Fear Management Step 4: Practice Repetitively in Calm, Shallow Water:
Before hitting the ocean (or even the deep end of the pool) practice allowing water into your mask and blowing it out until you are bored with the skill. Practice clearing the mask of water in different positions: swimming, hovering, laying on the floor, etc. The point is to make this simple skill routine, and to gain muscle memory. Once you can preform the skill mindlessly you will no longer panic when water enters your mask. Your immediate reaction to water in your mask will be to calmly and efficiently blow the water out. However, multiple repetitions are required to reach this level of proficiency.
Fear Management Step 5: Put Water in Your Mask on Every Dive — On Purpose!:
The key to mastering scuba diving skills is repetition and practice. A proficient diver can execute diving skills automatically without fear or hesitation. Of course, many diving skills require a series of steps which must be practiced deliberately at first, but with repeated practice, even a complicated skill becomes automatic.
With this in mind, consider that your work is not done once you have become comfortable with water in your mask. Even if you have overcome your fear, you must periodically reinforce your confidence by allowing water into your mask and clearing it. A diver who is nervous about water in his mask should purposefully flood his mask on every dive. Not only does he reinforce the skill (See, I can still do it!) but repetition over a long period of time will strengthen his muscle memory and ensure that he reacts properly in an unexpected situation.
Fear Management Step 6: Mind Games:
I finally became very comfortable with water in my mask during my Divemaster course, during which I was asked to demonstrate mask removal and clearing and make it look easy and fun. I learned an interesting mind trick – when I had the mindset of demonstrating (or showing off) I lost any residual fear of water in my mask and instead focused my energy on how to look professional. How slowly could I clear my mask? How controlled? Could I maintain buoyancy and trim (body position) while demonstrating? By taking the focus off of “Aughhh, there is water in my mask!” and instead focusing on making the skill look good, the fear of water in the mask was replaced by fear of looking like an idiot. I sometimes recommend this mind trick to students. I ask them to imagine they are demonstrating the skill for a diver who is even more afraid of water in the mask than they are, and try to make it look like no big deal. It doesn’t work for everyone, but this mind trick worked for me!

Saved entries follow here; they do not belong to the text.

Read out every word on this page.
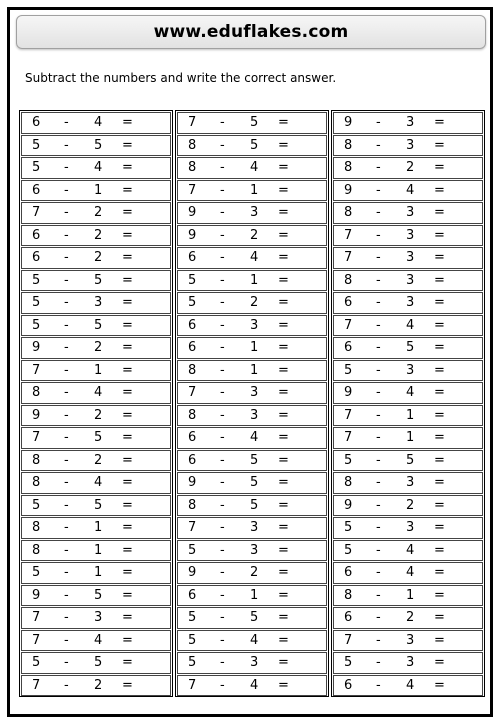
www.eduflakes.com
Subtract the numbers and write the correct answer.
6 - 4 =
5 - 5 =
5 - 4 =
6 - 1 =
7 - 2 =
6 - 2 =
6 - 2 =
5 - 5 =
5 - 3 =
5 - 5 =
9 - 2 =
7 - 1 =
8 - 4 =
9 - 2 =
7 - 5 =
8 - 2 =
8 - 4 =
5 - 5 =
8 - 1 =
8 - 1 =
5 - 1 =
9 - 5 =
7 - 3 =
7 - 4 =
5 - 5 =
7 - 2 =
7 - 5 =
8 - 5 =
8 - 4 =
7 - 1 =
9 - 3 =
9 - 2 =
6 - 4 =
5 - 1 =
5 - 2 =
6 - 3 =
6 - 1 =
8 - 1 =
7 - 3 =
8 - 3 =
6 - 4 =
6 - 5 =
9 - 5 =
8 - 5 =
7 - 3 =
5 - 3 =
9 - 2 =
6 - 1 =
5 - 5 =
5 - 4 =
5 - 3 =
7 - 4 =
9 - 3 =
8 - 3 =
8 - 2 =
9 - 4 =
8 - 3 =
7 - 3 =
7 - 3 =
8 - 3 =
6 - 3 =
7 - 4 =
6 - 5 =
5 - 3 =
9 - 4 =
7 - 1 =
7 - 1 =
5 - 5 =
8 - 3 =
9 - 2 =
5 - 3 =
5 - 4 =
6 - 4 =
8 - 1 =
6 - 2 =
7 - 3 =
5 - 3 =
6 - 4 =
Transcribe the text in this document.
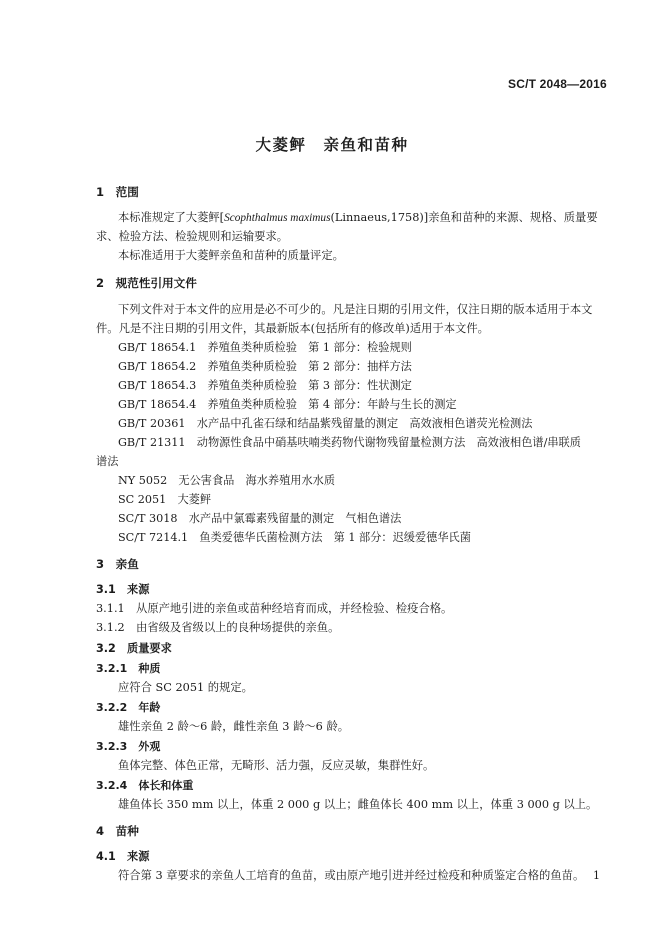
SC/T 2048—2016
大菱鲆　亲鱼和苗种
1　范围
本标准规定了大菱鲆[Scophthalmus maximus(Linnaeus,1758)]亲鱼和苗种的来源、规格、质量要
求、检验方法、检验规则和运输要求。
本标准适用于大菱鲆亲鱼和苗种的质量评定。
2　规范性引用文件
下列文件对于本文件的应用是必不可少的。凡是注日期的引用文件，仅注日期的版本适用于本文
件。凡是不注日期的引用文件，其最新版本(包括所有的修改单)适用于本文件。
GB/T 18654.1　 养殖鱼类种质检验　第 1 部分：检验规则
GB/T 18654.2　 养殖鱼类种质检验　第 2 部分：抽样方法
GB/T 18654.3　 养殖鱼类种质检验　第 3 部分：性状测定
GB/T 18654.4　 养殖鱼类种质检验　第 4 部分：年龄与生长的测定
GB/T 20361　 水产品中孔雀石绿和结晶紫残留量的测定　高效液相色谱荧光检测法
GB/T 21311　 动物源性食品中硝基呋喃类药物代谢物残留量检测方法　高效液相色谱/串联质
谱法
NY 5052　 无公害食品　海水养殖用水水质
SC 2051　 大菱鲆
SC/T 3018　 水产品中氯霉素残留量的测定　气相色谱法
SC/T 7214.1　 鱼类爱德华氏菌检测方法　第 1 部分：迟缓爱德华氏菌
3　亲鱼
3.1　来源
3.1.1　从原产地引进的亲鱼或苗种经培育而成，并经检验、检疫合格。
3.1.2　由省级及省级以上的良种场提供的亲鱼。
3.2　质量要求
3.2.1　种质
应符合 SC 2051 的规定。
3.2.2　年龄
雄性亲鱼 2 龄～6 龄，雌性亲鱼 3 龄～6 龄。
3.2.3　外观
鱼体完整、体色正常，无畸形、活力强，反应灵敏，集群性好。
3.2.4　体长和体重
雄鱼体长 350 mm 以上，体重 2 000 g 以上；雌鱼体长 400 mm 以上，体重 3 000 g 以上。
4　苗种
4.1　来源
符合第 3 章要求的亲鱼人工培育的鱼苗，或由原产地引进并经过检疫和种质鉴定合格的鱼苗。 1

The Final Word on Getting Over the Fear of Water in the Mask:
As in most scary situations in life, the best way to overcome the fear of water in your mask is to face the situation, not ignore it. A person who is scared of water entering his mask is unlikely to react properly in the event that his mask floods during a dive. He may bolt for the surface or panic underwater, either of which is unsafe. Work your way up to putting water in your mask by proving to yourself that you can breathe safely on the surface with no mask, and that you can breathe out your nose to clear a mask properly. Then, begin with small amounts of water and practice repetitively until you are bored before adding more water to the mask. Work at your own pace and do not push yourself into a panic situation. Take it easy – with time and patience you can overcome this fear. Once you become confident clearing the mask, practice mask flooding or mask removal with a buddy on every dive to keep the skill (and your confidence) fresh.